Neom: Yet-to-be-built Saudi resort chosen to host 2029 Asian Winter Games
Saudi Arabia said on Tuesday it had been chosen to host the 2029 Asian Winter Games at a planned mountain resort in the kingdom's $500bn Neom project.
Neom's yet-to-be-built Trojena sports city was the only candidate for the 2029 Asian Winter Games, which have not been held since 2017 as the Olympic Council of Asia (OCA) has struggled to find hosts.
Saudi Arabia will be the first country in the Middle East to host the games, which first took place in Japan in 1986.
The resort is expected to be completed in 2026 and will offer outdoor skiing, a man-made freshwater lake and a nature reserve, according to the project's website.
"With the unlimited support by the Saudi leadership & HRH Crown Prince (Mohammed Bin Salman) to the sport sector we are proud to announce we have won the bid to host AWG TROJENA2029 as the first country in west Asia," Sports Minister Prince Abdulaziz Bin Turki Al Faisal said on Twitter.
Trojena is part of Neom, a planned megacity and the brainchild of the crown prince at the centre of plans to diversify the kingdom’s economy away from petrodollars.
The resort, set to be built in the Sarawat mountains, is located 50km east of the Red Sea coast and is 10 degrees Celsius cooler on average than the rest of the region. Saudi Arabia says it will host an "all-year ski village".
Skiing is not new to the Middle East. Lebanon is home to Mzaar and Faraya ski resorts, which have traditionally been magnets for wealthy Gulf vacationers. Qatar, Saudi Arabia and the UAE all boast indoor ski resorts, but Trojena would be the first outdoor facility.
While the area is one of the few locations in the desert kingdom that receives snow, it's unclear whether there would be enough to support winter sports activities on the scale Saudi Arabia envisions. Around 700,000 tourists are predicted to visit each year once the project is completed in 2026.
Besides a ski village, Saudi Arabia says Trojena will include ultra-luxury family and wellness resorts, retail stores and restaurants. A vertical village is also set to be carved into the mountainside.
'Blowing up the landscape'
Many have called into question the feasibility of Neom. The deadline for the city's completion is set for 2025, but there is little evidence on the ground of building progress having been made.
The project has already been stymied by delays and hit by an exodus of employees, many of them western consultants, who have complained about Saudi executives' unreachable demands.
Former employees have said Neom CEO Nadhmi al-Nasr has a short temper and often issues threats to workers.

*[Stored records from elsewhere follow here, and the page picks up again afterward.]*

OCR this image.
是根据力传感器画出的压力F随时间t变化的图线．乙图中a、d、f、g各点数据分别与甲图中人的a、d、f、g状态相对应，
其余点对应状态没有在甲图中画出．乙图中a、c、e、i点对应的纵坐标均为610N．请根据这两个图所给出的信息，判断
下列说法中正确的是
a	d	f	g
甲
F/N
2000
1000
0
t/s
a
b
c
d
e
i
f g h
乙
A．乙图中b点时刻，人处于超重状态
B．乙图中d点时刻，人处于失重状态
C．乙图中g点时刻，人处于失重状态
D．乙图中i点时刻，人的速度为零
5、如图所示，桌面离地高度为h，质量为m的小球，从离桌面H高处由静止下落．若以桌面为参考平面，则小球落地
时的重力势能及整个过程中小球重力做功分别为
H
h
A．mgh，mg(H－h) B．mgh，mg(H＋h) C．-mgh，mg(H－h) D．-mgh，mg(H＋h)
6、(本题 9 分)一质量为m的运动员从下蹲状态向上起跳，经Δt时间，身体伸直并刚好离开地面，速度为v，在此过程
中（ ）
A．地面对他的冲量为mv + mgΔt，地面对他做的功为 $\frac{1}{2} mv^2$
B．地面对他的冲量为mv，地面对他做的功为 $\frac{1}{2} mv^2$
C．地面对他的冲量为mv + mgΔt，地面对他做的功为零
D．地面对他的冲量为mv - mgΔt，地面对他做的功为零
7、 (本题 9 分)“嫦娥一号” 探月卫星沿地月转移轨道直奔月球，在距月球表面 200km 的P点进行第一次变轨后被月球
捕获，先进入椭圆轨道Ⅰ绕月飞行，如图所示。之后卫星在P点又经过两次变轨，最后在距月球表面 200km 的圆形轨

He once said he would "pull out a gun and start shooting if he wasn't told who was to blame" for two e-sports companies cancelling a partnership with Neom over human rights concerns, according to two witnesses. Nasr disputed the claims.
Some have also challenged Neom's status as a carbon-neutral, environmentally friendly futuristic city.
The construction of Trojena, for example, would require "blowing up large portions of the landscape" to build an artificial lake in the centre of the resort, according to Bloomberg.
Saudi Arabia is putting sports at the centre of its economic diversification plan but rights groups accuse the kingdom of using such events to distract from its human rights violations.